Before planting, corms were soaked for 1 h in paclobutrazol (Fine Americas, Walnut Creek, CA) or flurprimidol (SePRO, Carmel, IN) solutions prepared with reverse-osmosis water at 20 °C. In year 1, concentrations of 50 to 200 mg·L−1 paclobutrazol and 25 to 100 mg·L−1 flurprimidol were tested on cultivars Albatros, Figaro, Purple Rain, Sandra, and Yvonne. In year 2, concentrations were reduced to 30 to 120 and 15 to 60 mg·L−1, respectively, and cultivars were Albatros, Blue Bayou, Figaro, Honeymoon, and Texas.

Corms were planted 29 Mar. or 4 Feb. (year 1 and year 2, respectively) using LM-111 substrate (Lambert Peat Moss, Inc., Riviere-Ouelle, Quebec) and grown in a glass greenhouse with normal cultural conditions. The greenhouse ADT averaged 16.1 °C in year 1 and 12.7 °C in year 2 based on 15-min readings from shielded and aspirated dataloggers (Onset Computer Corp., Bourne, MA) in an aspirated box 0.5 m above crop level.

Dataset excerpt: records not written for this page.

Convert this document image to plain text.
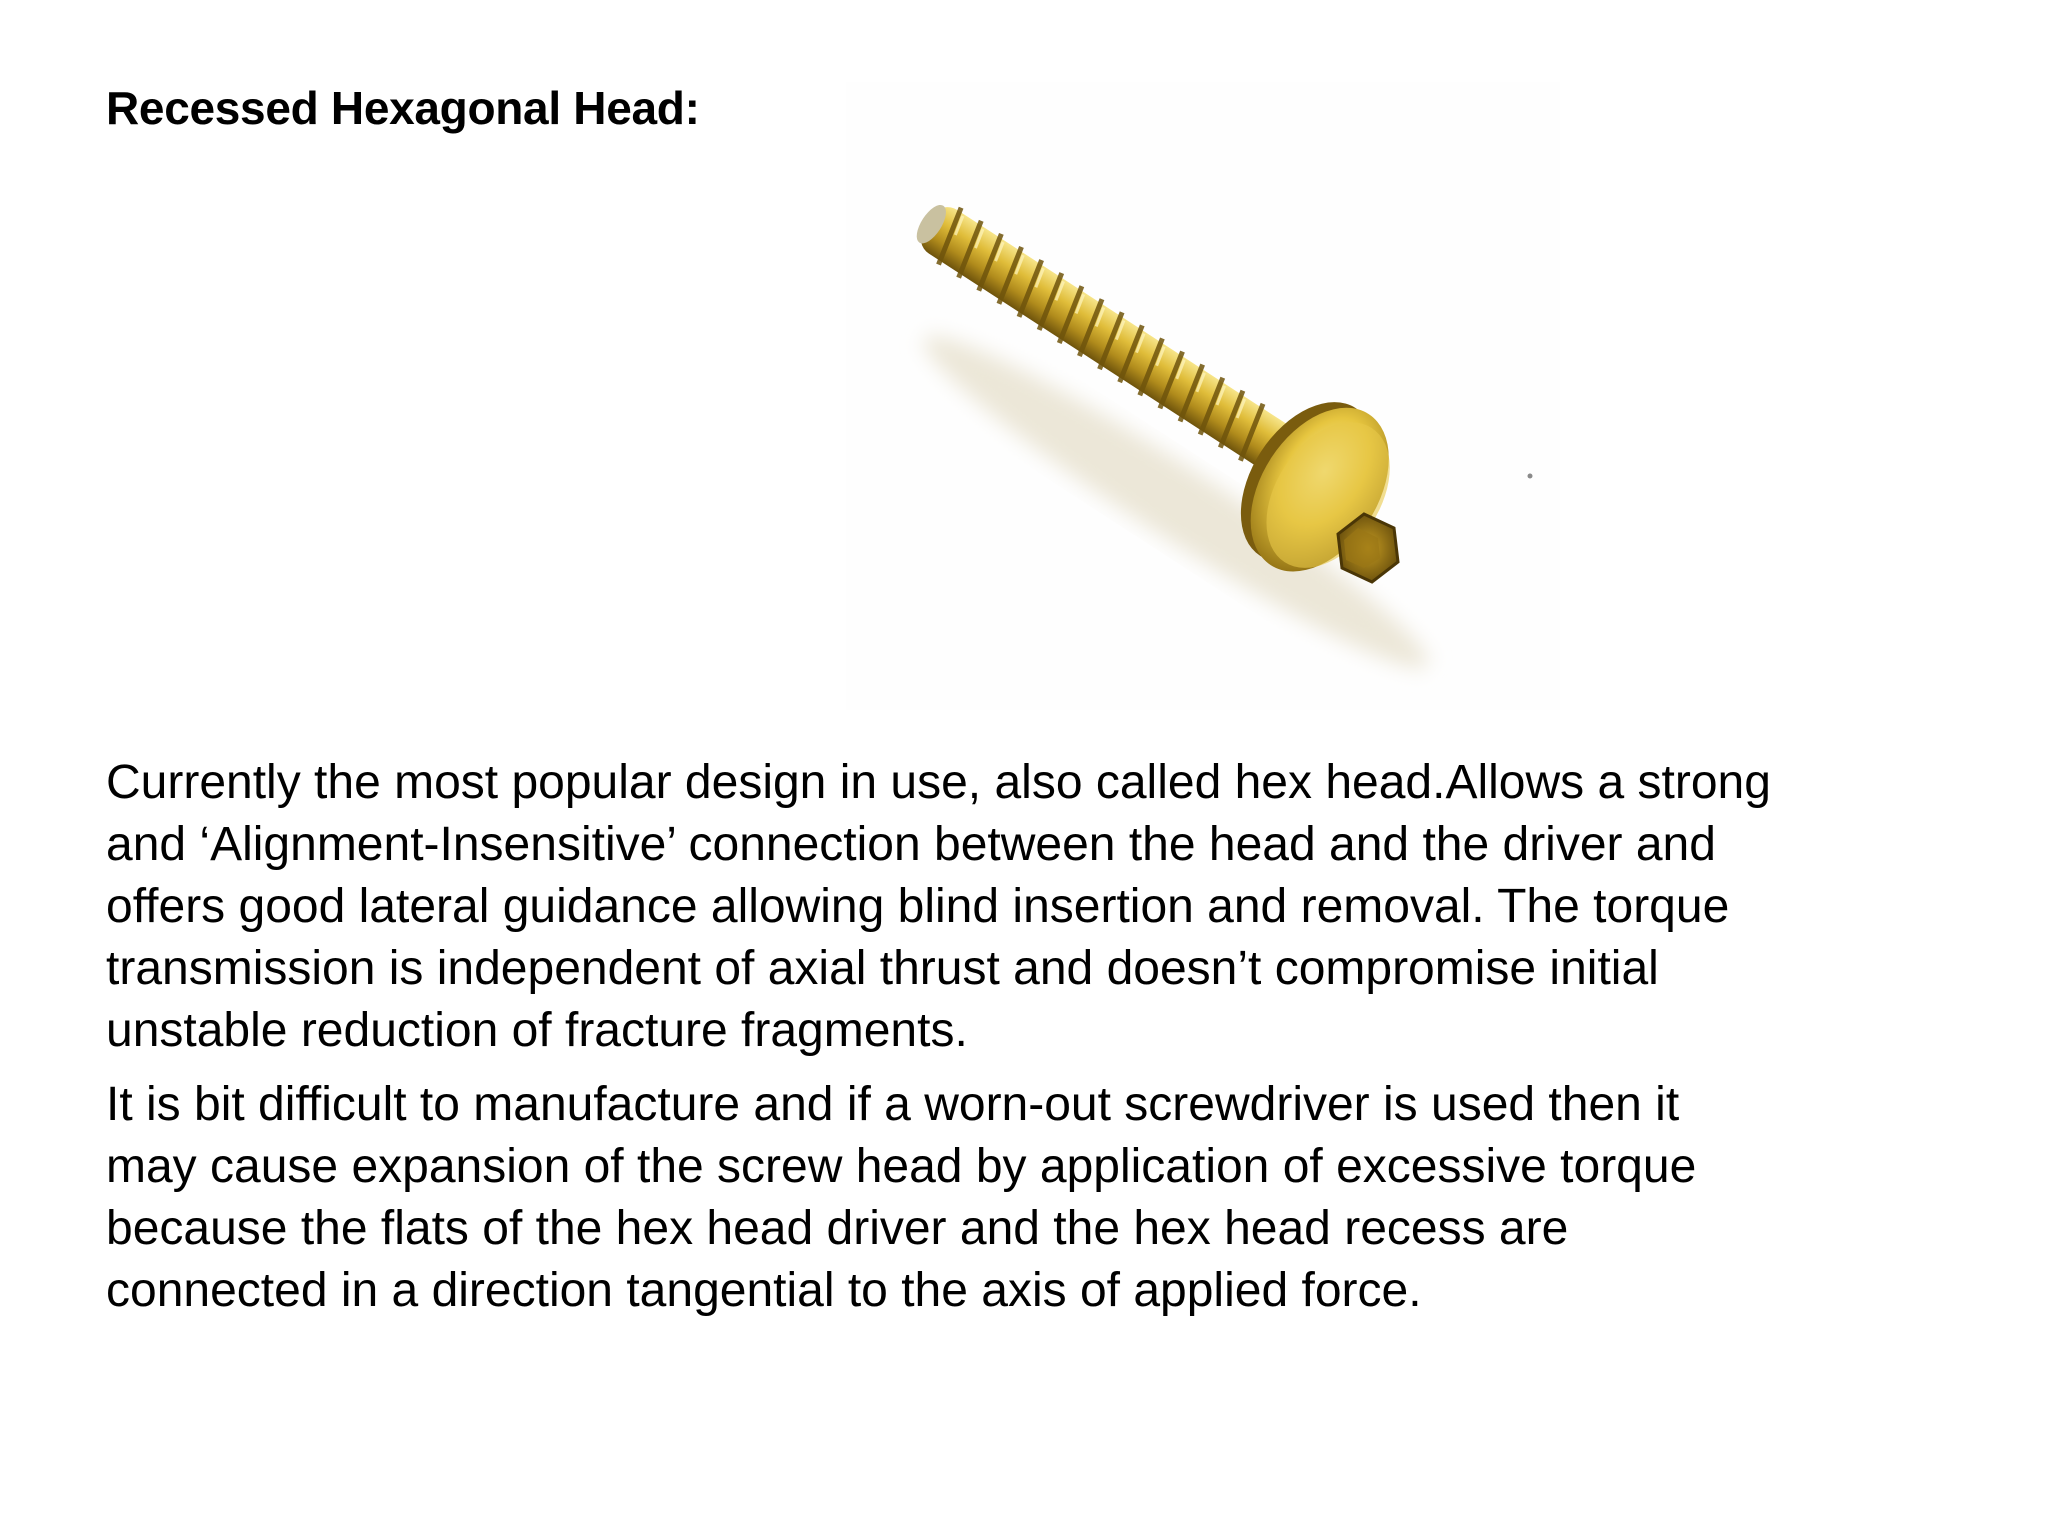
Recessed Hexagonal Head:

Currently the most popular design in use, also called hex head.Allows a strong
and ‘Alignment-Insensitive’ connection between the head and the driver and
offers good lateral guidance allowing blind insertion and removal. The torque
transmission is independent of axial thrust and doesn’t compromise initial
unstable reduction of fracture fragments.

It is bit difficult to manufacture and if a worn-out screwdriver is used then it
may cause expansion of the screw head by application of excessive torque
because the flats of the hex head driver and the hex head recess are
connected in a direction tangential to the axis of applied force.
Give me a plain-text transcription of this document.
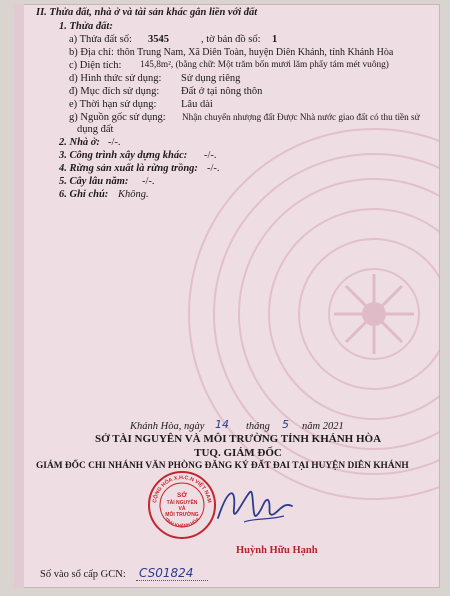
II. Thửa đất, nhà ở và tài sản khác gắn liền với đất
1. Thửa đất:
a) Thửa đất số: 3545	, tờ bản đồ số: 1
b) Địa chỉ: thôn Trung Nam, Xã Diên Toàn, huyện Diên Khánh, tỉnh Khánh Hòa
c) Diện tích: 145,8m², (bằng chữ: Một trăm bốn mươi lăm phẩy tám mét vuông)
d) Hình thức sử dụng: Sử dụng riêng
đ) Mục đích sử dụng: Đất ở tại nông thôn
e) Thời hạn sử dụng: Lâu dài
g) Nguồn gốc sử dụng: Nhận chuyển nhượng đất Được Nhà nước giao đất có thu tiền sử
dụng đất
2. Nhà ở: -/-.
3. Công trình xây dựng khác: -/-.
4. Rừng sản xuất là rừng trồng: -/-.
5. Cây lâu năm: -/-.
6. Ghi chú: Không.
Khánh Hòa, ngày 14 tháng 5 năm 2021
SỞ TÀI NGUYÊN VÀ MÔI TRƯỜNG TỈNH KHÁNH HÒA
TUQ. GIÁM ĐỐC
GIÁM ĐỐC CHI NHÁNH VĂN PHÒNG ĐĂNG KÝ ĐẤT ĐAI TẠI HUYỆN DIÊN KHÁNH
CỘNG HÒA X.H.C.N VIỆT NAM
TỈNH KHÁNH HÒA
SỞ
TÀI NGUYÊN
VÀ
MÔI TRƯỜNG
Huỳnh Hữu Hạnh
Số vào sổ cấp GCN: CS01824
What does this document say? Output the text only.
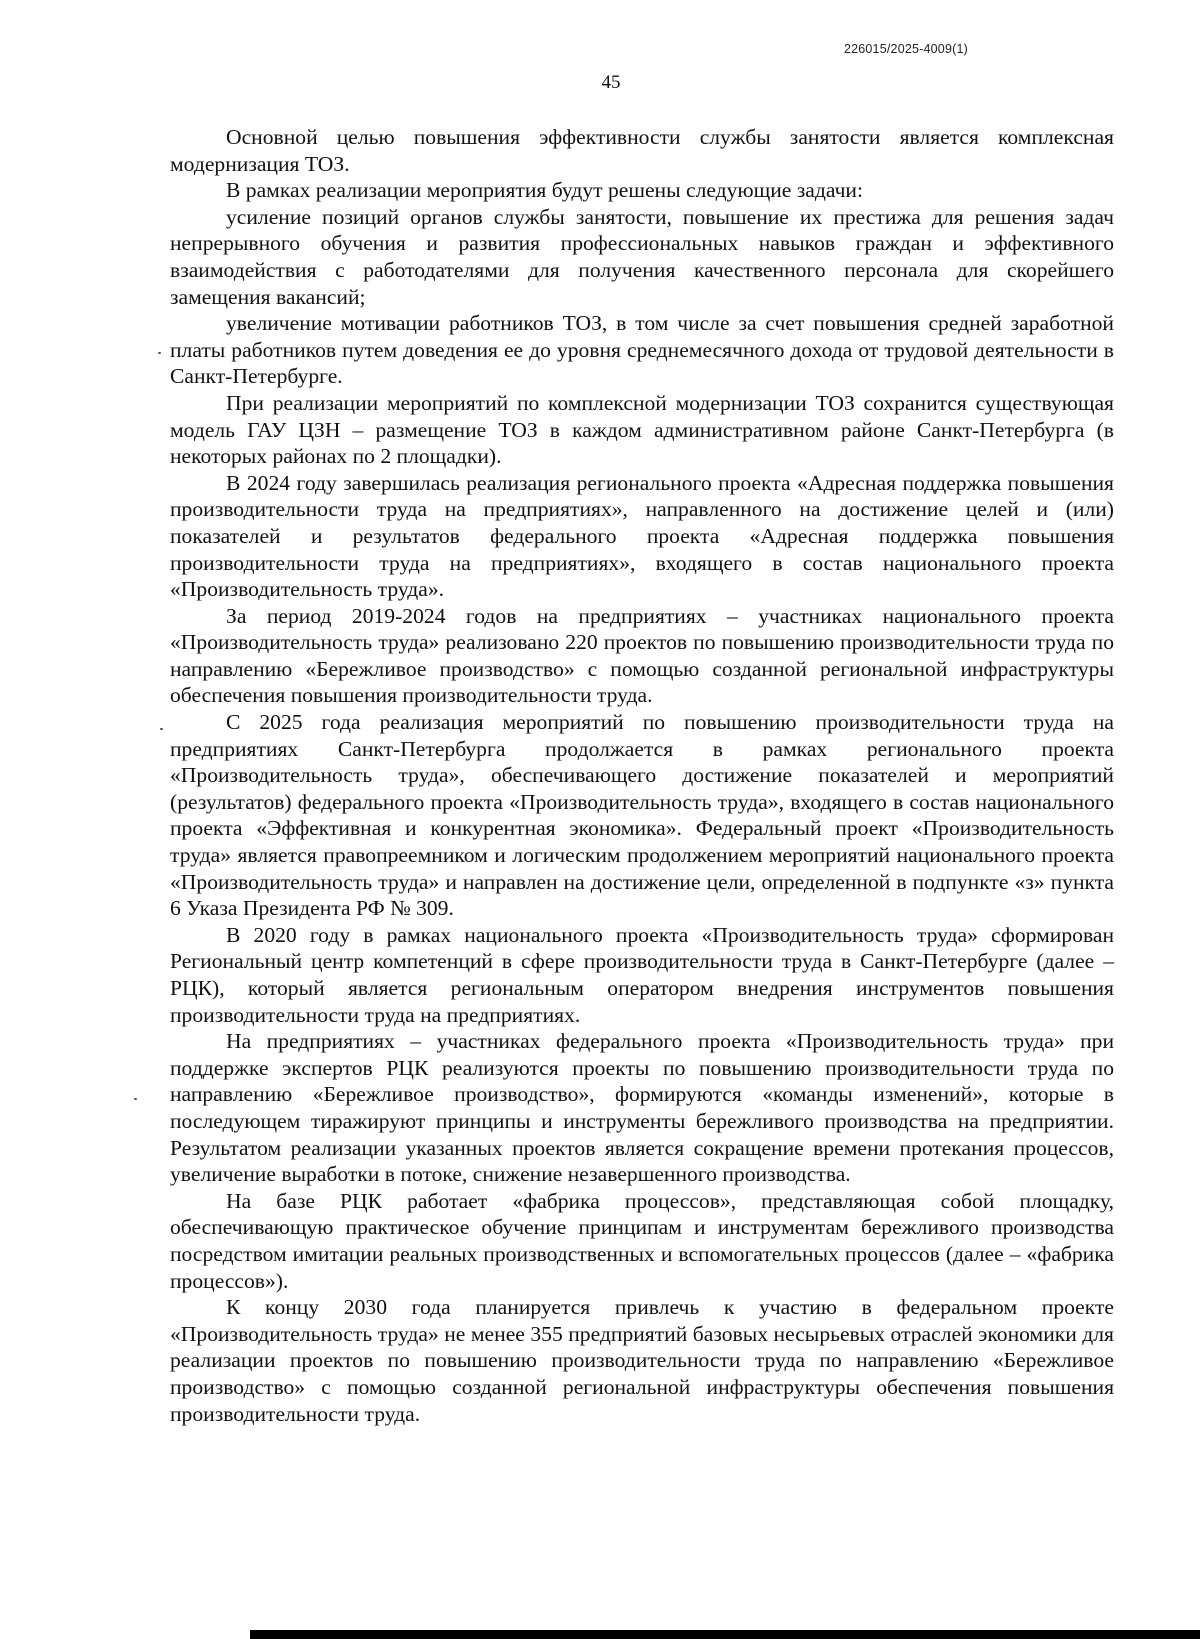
226015/2025-4009(1)
45

Основной целью повышения эффективности службы занятости является комплексная модернизация ТОЗ.

В рамках реализации мероприятия будут решены следующие задачи:

усиление позиций органов службы занятости, повышение их престижа для решения задач непрерывного обучения и развития профессиональных навыков граждан и эффективного взаимодействия с работодателями для получения качественного персонала для скорейшего замещения вакансий;

увеличение мотивации работников ТОЗ, в том числе за счет повышения средней заработной платы работников путем доведения ее до уровня среднемесячного дохода от трудовой деятельности в Санкт-Петербурге.

При реализации мероприятий по комплексной модернизации ТОЗ сохранится существующая модель ГАУ ЦЗН – размещение ТОЗ в каждом административном районе Санкт-Петербурга (в некоторых районах по 2 площадки).

В 2024 году завершилась реализация регионального проекта «Адресная поддержка повышения производительности труда на предприятиях», направленного на достижение целей и (или) показателей и результатов федерального проекта «Адресная поддержка повышения производительности труда на предприятиях», входящего в состав национального проекта «Производительность труда».

За период 2019-2024 годов на предприятиях – участниках национального проекта «Производительность труда» реализовано 220 проектов по повышению производительности труда по направлению «Бережливое производство» с помощью созданной региональной инфраструктуры обеспечения повышения производительности труда.

С 2025 года реализация мероприятий по повышению производительности труда на предприятиях Санкт-Петербурга продолжается в рамках регионального проекта «Производительность труда», обеспечивающего достижение показателей и мероприятий (результатов) федерального проекта «Производительность труда», входящего в состав национального проекта «Эффективная и конкурентная экономика». Федеральный проект «Производительность труда» является правопреемником и логическим продолжением мероприятий национального проекта «Производительность труда» и направлен на достижение цели, определенной в подпункте «з» пункта 6 Указа Президента РФ № 309.

В 2020 году в рамках национального проекта «Производительность труда» сформирован Региональный центр компетенций в сфере производительности труда в Санкт-Петербурге (далее – РЦК), который является региональным оператором внедрения инструментов повышения производительности труда на предприятиях.

На предприятиях – участниках федерального проекта «Производительность труда» при поддержке экспертов РЦК реализуются проекты по повышению производительности труда по направлению «Бережливое производство», формируются «команды изменений», которые в последующем тиражируют принципы и инструменты бережливого производства на предприятии. Результатом реализации указанных проектов является сокращение времени протекания процессов, увеличение выработки в потоке, снижение незавершенного производства.

На базе РЦК работает «фабрика процессов», представляющая собой площадку, обеспечивающую практическое обучение принципам и инструментам бережливого производства посредством имитации реальных производственных и вспомогательных процессов (далее – «фабрика процессов»).

К концу 2030 года планируется привлечь к участию в федеральном проекте «Производительность труда» не менее 355 предприятий базовых несырьевых отраслей экономики для реализации проектов по повышению производительности труда по направлению «Бережливое производство» с помощью созданной региональной инфраструктуры обеспечения повышения производительности труда.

Length of preplant soaks, year 2.

The effects of the soak length were evaluated using 60 mg·L−1 flurprimidol and soak lengths of 10, 30, and 60 min. Controls were soaked in water for 10 min. Corms were allowed to drain and air dry for 1 h; then, they were planted as described previously. Soaking and planting were performed on 4 Feb.

PGR concentration, year 3.

Corms were soaked on 23 Jan. in 10, 20, and 30 mg·L−1 flurprimidol or 33, 66, and 99 mg·L−1 paclobutrazol. The duration of preplant soaking was evaluated with 30 mg·L−1 flurprimidol by soaking corms for 5, 10, or 30 min; controls were soaked in water for 10 min. The cultivars were Blue Bayou, Diamond Star, Figaro, Honeymoon, and Texas. Greenhouse ADT during the experiment was 13 °C.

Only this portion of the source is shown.